Virtual Report Suites
The primary feature of the Adobe Analytics Virtual Report Suite (VRS) functionality is the use of Segments to filter out data. Filtering out unwanted traffic is only one of the many possible applications of Segments in defining a Virtual Report Suite
A future article will explore the advantages and disadvantages of using the VRS feature, but it is sufficient to say that in almost every case, a VRS should be used in preference to a standard Report Suite set-up in order to take advantage of the power of Segments.
Retroactive
For a Digital Analytics Developer more familiar with the concept of a “View” in Google Analytics, it is important to clarify that filtering data using one or more Segments in the configuration of a Virtual Report Suite affects all data not just data this is collected from the point in time that the change is made.
Bot Filtering
The retroactive nature of filtering data using Segments in a VRS is what makes the feature ideal for filtering out traffic for an unanticipated bot – or, indeed, any unwanted traffic regardless of when it started.
Typical Features of Bot Traffic
As a final point, I will note that the vast majority of the unwanted traffic that I have filtered out of Virtual Report Suites has been reliably identifiable using only three technology-related dimensions; it is much less common that I need to employ behaviour-related dimensions or metrics (e.g., Add To Cart activity, Orders).

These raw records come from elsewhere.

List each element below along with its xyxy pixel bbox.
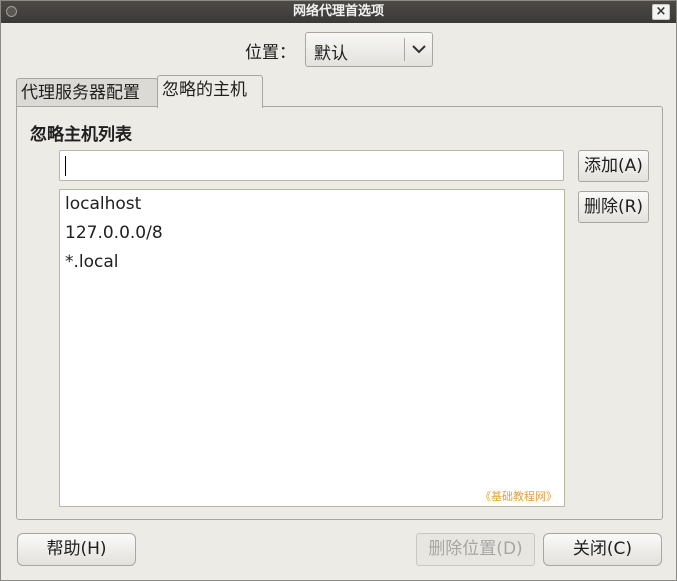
list-item[interactable]: *.local [65,252,119,272]
add-button-label: 添加(A) [584,156,643,176]
remove-button[interactable]: 删除(R) [578,191,649,223]
location-value: 默认 [314,44,348,64]
list-item[interactable]: localhost [65,194,141,214]
help-button[interactable]: 帮助(H) [17,533,136,566]
help-button-label: 帮助(H) [46,539,107,559]
section-title: 忽略主机列表 [30,125,132,145]
remove-button-label: 删除(R) [583,197,644,217]
window-menu-icon[interactable] [6,6,17,17]
delete-location-button: 删除位置(D) [416,533,535,566]
tab-label: 忽略的主机 [162,80,247,100]
close-button[interactable]: 关闭(C) [543,533,662,566]
delete-location-label: 删除位置(D) [428,539,523,559]
chevron-down-icon [412,45,426,54]
ignored-hosts-list[interactable]: localhost 127.0.0.0/8 *.local [59,189,565,507]
tab-ignored-hosts[interactable]: 忽略的主机 [157,75,263,108]
location-combo[interactable]: 默认 [305,32,433,67]
combo-separator [404,38,405,61]
network-proxy-window: 网络代理首选项 × 位置： 默认 代理服务器配置 忽略的主机 忽略主机列表 添加… [0,0,677,581]
list-item[interactable]: 127.0.0.0/8 [65,223,163,243]
window-title: 网络代理首选项 [292,4,384,19]
close-button-label: 关闭(C) [572,539,633,559]
watermark: 《基础教程网》 [480,490,557,503]
add-button[interactable]: 添加(A) [578,150,649,182]
host-input[interactable] [59,150,564,181]
text-caret [65,156,66,176]
titlebar: 网络代理首选项 × [1,1,676,23]
location-label: 位置： [245,43,296,63]
close-icon[interactable]: × [652,4,670,20]
tab-proxy-config[interactable]: 代理服务器配置 [16,78,158,108]
tab-label: 代理服务器配置 [21,83,140,103]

Those main three dimensions are:
- Domains
- An in-built dimension that reports the organisation or internet service provider (ISP) hosting the traffic
- This dimension is used in practically every “unwanted traffic” Segment that I am required to define
- In almost every case, this is not a provider of “domestic” internet service (e.g., BT or Sky in the UK, Comcast or Verizon in the US), but an organisation such as Amazon (through their AWS platform) or similar
- Operating Systems
- Another dimensions provided out-of-the-box that is derived by Adobe
- Often, the regular, scheduled bot traffic (including traffic that may have been commissioned by your own organisation’s Ops department) uses the Linux operating system
- In other cases, Operating Systems can be used in combination with Browser (see below) to isolate unwanted traffic
- Browser
- Derived by Adobe from the User Agent string
- In many cases, bot traffic is seen using older versions of the popular browsers Google Chrome and Mozilla Firefox
Summary
This article has described bot / other unwanted traffic and some likely sources for an enterprise website.
The obvious exclusion methods (and their limitations) were explored: IP Exclusion and Bot Rules.
The use of a Virtual Report Suite configured with one or more traffic-filtering Segments was put forward as a useful solution, particularly when the retroactive nature of the feature is considered. As much unwanted traffic can be isolated using “technology” dimensions, the main three are listed as well.
Good Article, however, bots have now evolved and got sneaky. I caught them coming in from AWS infrastructure. In days gone past, we could tie them back to IP addresses, block the range and they would stop getting into reporting.
In 2021 things are now a lot more complex and the bots I am seeing can only be detected using cleverer methods.
Adobe has A website bot plugin :
https://experienceleague.adobe.com/docs/analytics/implementation/vars/plugins/websitebot.html?lang=en
In GA Simo O wrote an article about catching them using v3 of reCaptcha( running without user intervention)
Headerless crawler detection is also a topic in itself.